Wie alle Lausarten tritt auch die Filzlaus überwiegend in schlechten hygienischen Verhältnissen auf, dementsprechend ist die Erkrankung in Ländern der Dritten Welt ein erheblich größeres Problem als in Europa.
Im Gegensatz zur Kopflaus befällt die Filzlaus bevorzugt Körperregionen mit Duftdrüsen, also den Genital-, Achsel- und Brustbereich. Gelangt eine Filzlaus in diese Regionen, klebt sie zwischen 150 und 300 Eier mit einem wasserunlöslichen Kitt an die Körperhaare. Aus diesen so genannten Nissen schlüpfen nach ca. einer Woche kleine Larven, die sich zu ausgewachsenen Filzläusen entwickeln und sich weiter vermehren.

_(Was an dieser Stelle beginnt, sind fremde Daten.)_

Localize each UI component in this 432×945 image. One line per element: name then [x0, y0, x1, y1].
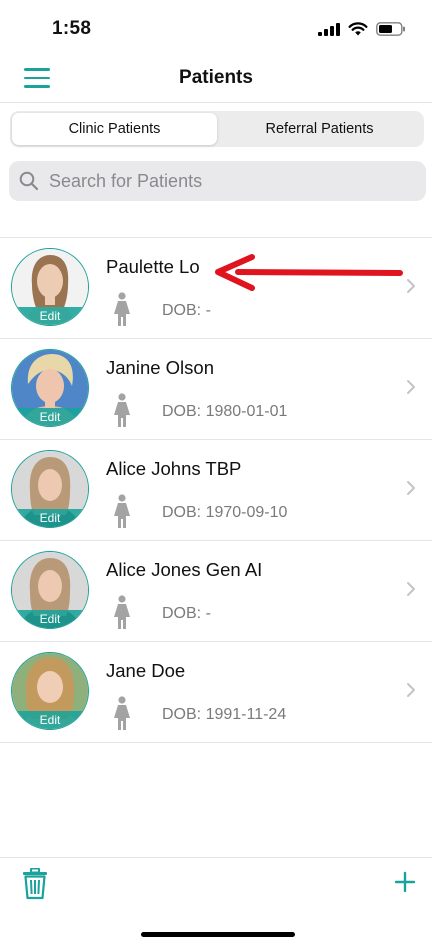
patient-name: Paulette Lo [106, 256, 200, 277]
patient-type-segmented-control: Clinic Patients Referral Patients [10, 111, 424, 147]
search-bar [9, 161, 426, 201]
patient-row[interactable]: Edit Jane Doe DOB: 1991-11-24 [0, 642, 432, 743]
patient-row[interactable]: Edit Alice Jones Gen AI DOB: - [0, 541, 432, 642]
patient-list: Edit Paulette Lo DOB: - Edit Janine Olso… [0, 237, 432, 743]
edit-avatar-label[interactable]: Edit [12, 408, 88, 426]
cellular-signal-icon [318, 22, 340, 36]
wifi-icon [348, 22, 368, 36]
search-input[interactable] [47, 169, 411, 193]
tab-clinic-patients[interactable]: Clinic Patients [12, 113, 217, 145]
female-icon [114, 696, 130, 730]
patient-name: Alice Johns TBP [106, 458, 242, 479]
patient-avatar[interactable]: Edit [11, 450, 89, 528]
patient-dob: DOB: - [162, 605, 211, 622]
battery-icon [376, 22, 405, 36]
chevron-right-icon [407, 582, 415, 596]
chevron-right-icon [407, 683, 415, 697]
patient-avatar[interactable]: Edit [11, 349, 89, 427]
female-icon [114, 292, 130, 326]
chevron-right-icon [407, 279, 415, 293]
tab-referral-patients[interactable]: Referral Patients [217, 113, 422, 145]
patient-avatar[interactable]: Edit [11, 248, 89, 326]
status-time: 1:58 [52, 18, 92, 39]
edit-avatar-label[interactable]: Edit [12, 610, 88, 628]
edit-avatar-label[interactable]: Edit [12, 509, 88, 527]
plus-icon[interactable] [394, 871, 416, 893]
home-indicator [141, 932, 295, 937]
edit-avatar-label[interactable]: Edit [12, 307, 88, 325]
patient-dob: DOB: 1991-11-24 [162, 706, 287, 723]
annotation-arrow-icon [215, 254, 403, 291]
patient-name: Jane Doe [106, 660, 186, 681]
patient-row[interactable]: Edit Alice Johns TBP DOB: 1970-09-10 [0, 440, 432, 541]
chevron-right-icon [407, 481, 415, 495]
patient-avatar[interactable]: Edit [11, 652, 89, 730]
female-icon [114, 393, 130, 427]
nav-bar: Patients [0, 56, 432, 103]
bottom-toolbar [0, 857, 432, 945]
patient-name: Alice Jones Gen AI [106, 559, 263, 580]
edit-avatar-label[interactable]: Edit [12, 711, 88, 729]
patient-row[interactable]: Edit Janine Olson DOB: 1980-01-01 [0, 339, 432, 440]
search-icon [19, 171, 39, 191]
trash-icon[interactable] [22, 868, 48, 900]
page-title: Patients [179, 67, 253, 88]
chevron-right-icon [407, 380, 415, 394]
patient-dob: DOB: 1970-09-10 [162, 504, 288, 521]
female-icon [114, 494, 130, 528]
status-icons [318, 22, 406, 36]
patient-name: Janine Olson [106, 357, 214, 378]
patient-dob: DOB: 1980-01-01 [162, 403, 288, 420]
status-bar: 1:58 [0, 0, 432, 56]
patient-dob: DOB: - [162, 302, 211, 319]
patient-avatar[interactable]: Edit [11, 551, 89, 629]
female-icon [114, 595, 130, 629]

Die betroffenen Personen leiden meistens unter starkem Juckreiz und entzündlichen Veränderungen der Haut in Form von kleinen Quaddeln oder Knötchen. Diese entstehen aufgrund der Reizung durch den Speichel der Filzlaus, da sich diese vom Blut des Wirtes ernährt. Da der Speichel zudem gerinnungshemmende Stoffe enthält, kommt es im befallenen Bereich oft zu kleineren blauen Flecken.

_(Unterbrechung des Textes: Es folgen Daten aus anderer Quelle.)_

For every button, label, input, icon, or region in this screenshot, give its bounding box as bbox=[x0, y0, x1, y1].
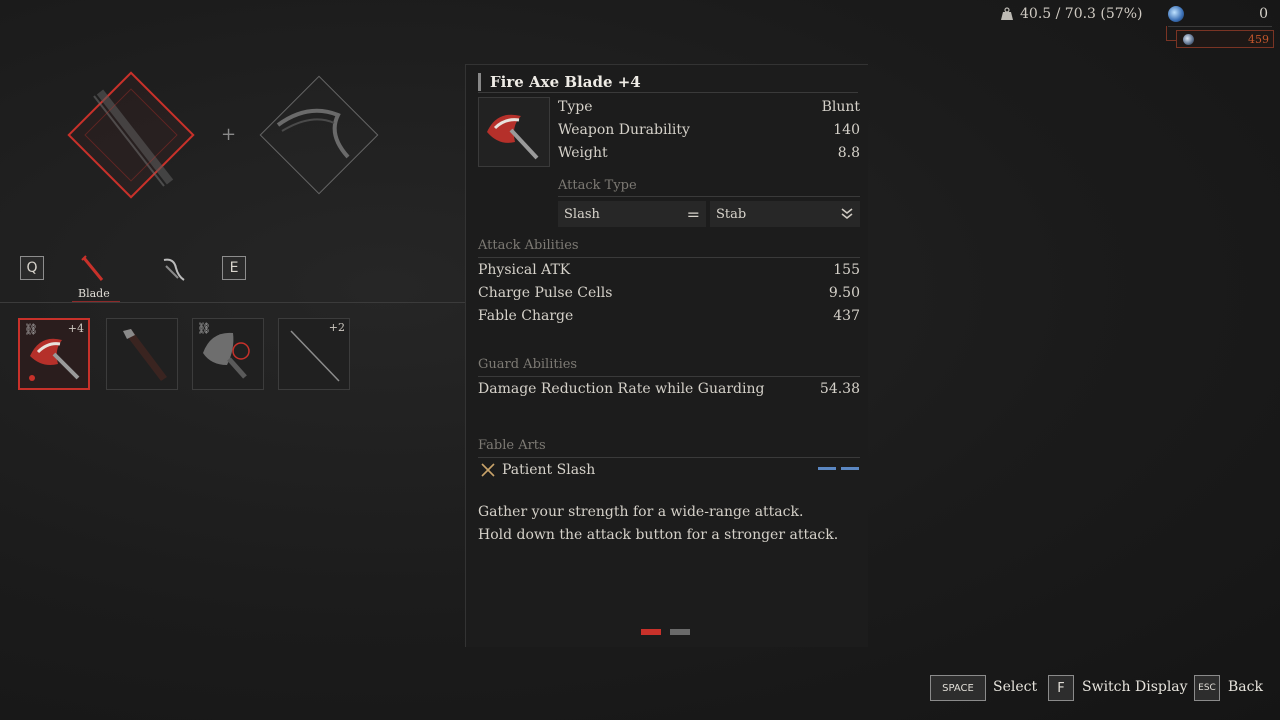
fire-axe-icon bbox=[487, 114, 539, 160]
stat-value: 8.8 bbox=[837, 145, 860, 161]
back-hint[interactable]: Back bbox=[1228, 679, 1263, 695]
guard-damage-reduction: Damage Reduction Rate while Guarding 54.… bbox=[478, 381, 860, 397]
stat-type: Type Blunt bbox=[558, 99, 860, 115]
fable-art-name: Patient Slash bbox=[502, 462, 596, 478]
left-divider bbox=[0, 302, 465, 303]
inventory-slot[interactable] bbox=[106, 318, 178, 390]
esc-key[interactable]: ESC bbox=[1194, 675, 1220, 701]
stat-durability: Weapon Durability 140 bbox=[558, 122, 860, 138]
attack-type-heading: Attack Type bbox=[558, 178, 637, 193]
assembly-plus: + bbox=[221, 124, 237, 145]
page-indicator-active[interactable] bbox=[641, 629, 661, 635]
section-divider bbox=[478, 376, 860, 377]
weight-icon bbox=[1001, 7, 1013, 20]
handle-tab-icon[interactable] bbox=[158, 254, 188, 284]
ability-label: Fable Charge bbox=[478, 308, 574, 324]
weight-indicator: 40.5 / 70.3 (57%) bbox=[1000, 6, 1142, 22]
currency-secondary: 459 bbox=[1176, 30, 1274, 48]
fire-axe-icon bbox=[29, 338, 80, 381]
title-divider bbox=[478, 92, 858, 93]
page-indicator[interactable] bbox=[670, 629, 690, 635]
prev-category-key[interactable]: Q bbox=[20, 256, 44, 280]
item-title: Fire Axe Blade +4 bbox=[478, 73, 641, 91]
fable-slot-bar bbox=[841, 467, 859, 470]
currency-divider bbox=[1168, 26, 1272, 27]
stat-label: Type bbox=[558, 99, 593, 115]
space-key[interactable]: SPACE bbox=[930, 675, 986, 701]
rapier-blade-icon bbox=[290, 330, 340, 382]
inventory-slot[interactable]: ⛓ +4 bbox=[18, 318, 90, 390]
select-hint[interactable]: Select bbox=[993, 679, 1037, 695]
currency-secondary-value: 459 bbox=[1248, 32, 1269, 46]
ability-label: Physical ATK bbox=[478, 262, 571, 278]
section-divider bbox=[478, 457, 860, 458]
ability-label: Charge Pulse Cells bbox=[478, 285, 613, 301]
ability-physical-atk: Physical ATK 155 bbox=[478, 262, 860, 278]
guard-abilities-heading: Guard Abilities bbox=[478, 357, 578, 372]
attack-type-secondary: Stab bbox=[710, 201, 860, 227]
currency-primary-value: 0 bbox=[1259, 6, 1268, 22]
crossed-swords-icon bbox=[481, 463, 495, 477]
ability-value: 437 bbox=[833, 308, 860, 324]
active-tab-label: Blade bbox=[78, 287, 110, 300]
chevron-double-down-icon bbox=[841, 208, 853, 220]
stat-label: Weapon Durability bbox=[558, 122, 690, 138]
ability-value: 155 bbox=[833, 262, 860, 278]
equals-icon: = bbox=[686, 204, 700, 224]
section-divider bbox=[478, 257, 860, 258]
blade-tab-icon[interactable] bbox=[78, 254, 108, 284]
stat-label: Weight bbox=[558, 145, 608, 161]
description-line: Gather your strength for a wide-range at… bbox=[478, 504, 804, 520]
attack-type-primary: Slash = bbox=[558, 201, 706, 227]
ability-label: Damage Reduction Rate while Guarding bbox=[478, 381, 765, 397]
attack-abilities-heading: Attack Abilities bbox=[478, 238, 579, 253]
ability-value: 9.50 bbox=[828, 285, 860, 301]
attack-type-secondary-label: Stab bbox=[716, 206, 747, 222]
switch-display-hint[interactable]: Switch Display bbox=[1082, 679, 1188, 695]
inventory-slot[interactable]: +2 bbox=[278, 318, 350, 390]
handle-silhouette-icon bbox=[276, 108, 350, 159]
weight-text: 40.5 / 70.3 (57%) bbox=[1020, 6, 1143, 22]
stat-value: 140 bbox=[833, 122, 860, 138]
next-category-key[interactable]: E bbox=[222, 256, 246, 280]
fable-arts-heading: Fable Arts bbox=[478, 438, 546, 453]
fable-slot-bar bbox=[818, 467, 836, 470]
ability-charge-pulse: Charge Pulse Cells 9.50 bbox=[478, 285, 860, 301]
description-line: Hold down the attack button for a strong… bbox=[478, 527, 839, 543]
ergo-orb-icon bbox=[1168, 6, 1184, 22]
stat-weight: Weight 8.8 bbox=[558, 145, 860, 161]
stat-value: Blunt bbox=[821, 99, 860, 115]
section-divider bbox=[558, 196, 860, 197]
inventory-slot[interactable]: ⛓ bbox=[192, 318, 264, 390]
ability-value: 54.38 bbox=[819, 381, 860, 397]
ergo-small-icon bbox=[1183, 33, 1194, 45]
dagger-blade-icon bbox=[123, 329, 167, 381]
attack-type-primary-label: Slash bbox=[564, 206, 600, 222]
item-thumbnail bbox=[478, 97, 550, 167]
f-key[interactable]: F bbox=[1048, 675, 1074, 701]
ability-fable-charge: Fable Charge 437 bbox=[478, 308, 860, 324]
cleaver-blade-icon bbox=[203, 332, 250, 379]
currency-primary: 0 bbox=[1168, 4, 1268, 24]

Die Behandlung eines Filzlausbefalls ist aufwendig, führt jedoch bei konsequenter Durchführung immer zum Erfolg. Die betroffenen Stellen müssen hierbei mehrmals mit Antiparasitika wie z.B. Lindan oder Pyrethrumpräparaten behandelt werden. Hierbei handelt es sich um Stoffe, die sowohl die ausgewachsenen Läuse, als auch die Nissen abtöten. Da die Nissen sehr fest an den Haaren befestigt sind, sollten diese zudem mit Essigwasser gelöst und anschließend mit einem Nissenkamm entfernt werden. Auch das vollständige Rasieren der betroffenen Region ist eine sinnvolle Maßnahme, um die weitere Vermehrung der Läuse zu verhindern. Die Kleidung der betreffenden Person, ebenso wie alle Gegenstände, mit denen sie Kontakt hatte, müssen gründlich gereinigt werden, um eine weitere Verbreitung zu verhindern. Zudem sollten sich auch alle Kontaktpersonen genau untersuchen lassen.